Kerns trails red-hot leaders after first day
CANTON (AP) — Long before rain suspended play for half the field early in the evening, Corey Richmond staked a claim to a near-perfect day.
How many golfers have a hole in one and shoot an 8-under 63, the lowest round they’ve ever had in a tournament?
Playing in his first Ohio Amateur but managing it like a veteran, the Northern Kentucky senior-to-be forged a three-stroke lead after Tuesday’s rain-delayed first round at Brookside Country Club.
“It’s crazy,” he said of his rapid rise to the top of the leaderboard. “It hasn’t really soaked in yet.”
The West Union native holed an 8 iron from 178 yards on the seventh hole and added eight birdies on a Donald Ross layout considered one of the toughest tests in the state.
After teeing off in the very first threesome, he posted a low score that had to be daunting to a lot of those in the 144-player field.
“I wouldn’t want to tee off in the afternoon and see that, I guess,” Richmond said with a grin.
He sure got everyone’s attention. After teeing off at 8 a.m. in the same group that included former Cincinnati Reds third baseman Chris Sabo, he needed just 29 shots to play his first nine holes.
Michael Bernard — you may remember him from three years ago at the age of 16 as the youngest winner ever of the Ohio Am — also opened with a 29 on his first nine but the round stalled out coming down the stretch. The Ohio State sophomore from Huber Heights doesn’t know Richmond but figures he has to be a great player.
“The guy that shot 63, that was pretty impressive,” he said, shortly after following Richmond into the scorer’s tent. “A 63 on this course is really impressive.”
Golfers love to swap news about what everybody’s doing on the course. That was no different on the rolling hills at Brookside.
“One of my friends told me at the turn that two people had shot 29s on their first nine,” said Andrew Dorn, who matched Bernard with a 66. “I heard the scores were really low and I was, just, ‘Wow.”’
The round was delayed by an hour due to lightning early in the morning.

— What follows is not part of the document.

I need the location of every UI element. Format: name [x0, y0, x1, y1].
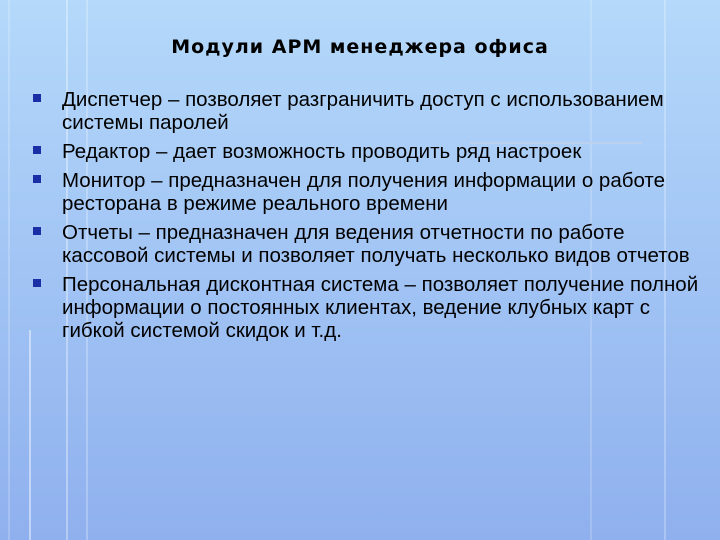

Then most of the field played in humid weather and under bright sun for the next several hours. But a major thunderstorm pounded the course late in the day, preventing 72 players from completing their rounds. They’ll return early on Wednesday and finish up before a belated start to the second round.
The 21-year-old Richmond had a fine season at Northern Kentucky, where he was the No. 1 player on the team and was medalist of the Bearcat Invitational. His only previous ace came at a little nine-hole course, Adams County Country Club, when he was 12.
His low score last season in college was a 67. But he sure topped that at Brookside, coming within a shot of matching the competitive course record.
“Most of the bunkers are playing at like 310 or 305 (yards), and that’s usually how far I hit my drives,” said Richmond, who qualified at Coldstream Country Club in Cincinnati because it is close to his apartment. “With it being wet today actually helped because my ball stuck in front of some of the bunkers and made it easy to fire at the pins.”
Not many people had any idea who he was before the round. One who did was defending Ohio Amateur champion Nathan Kerns, who shot a 72.
“That’s incredible,” he said of Richmond’s magical round. “We played a lot of matches together. I played a lot with him in high school and a few times with him in college. He’s a great player. You can’t not be a great player and shoot a 63.”
Massillon’s Tyler Light was alone in fourth with a 67, followed by Parker Hewit of Westfield Center at 69 and Dublin’s Nathan Clark and Akron’s Dan Belden, each with a 70.
Remarkably, Richmond wasn’t the only player with an ace at the seventh hole. Erik Hoops holed a 7-iron at the hole while shooting a 72.
The 2011 winner, Korey Ward, had a 71, with 1995 champion Alan Fadel at 74 and two-time winner Robert Gerwin II at 74.
Peter Hammar, who won the Ohio Am the last time it was played at Brookside in 1987, sagged to a 79.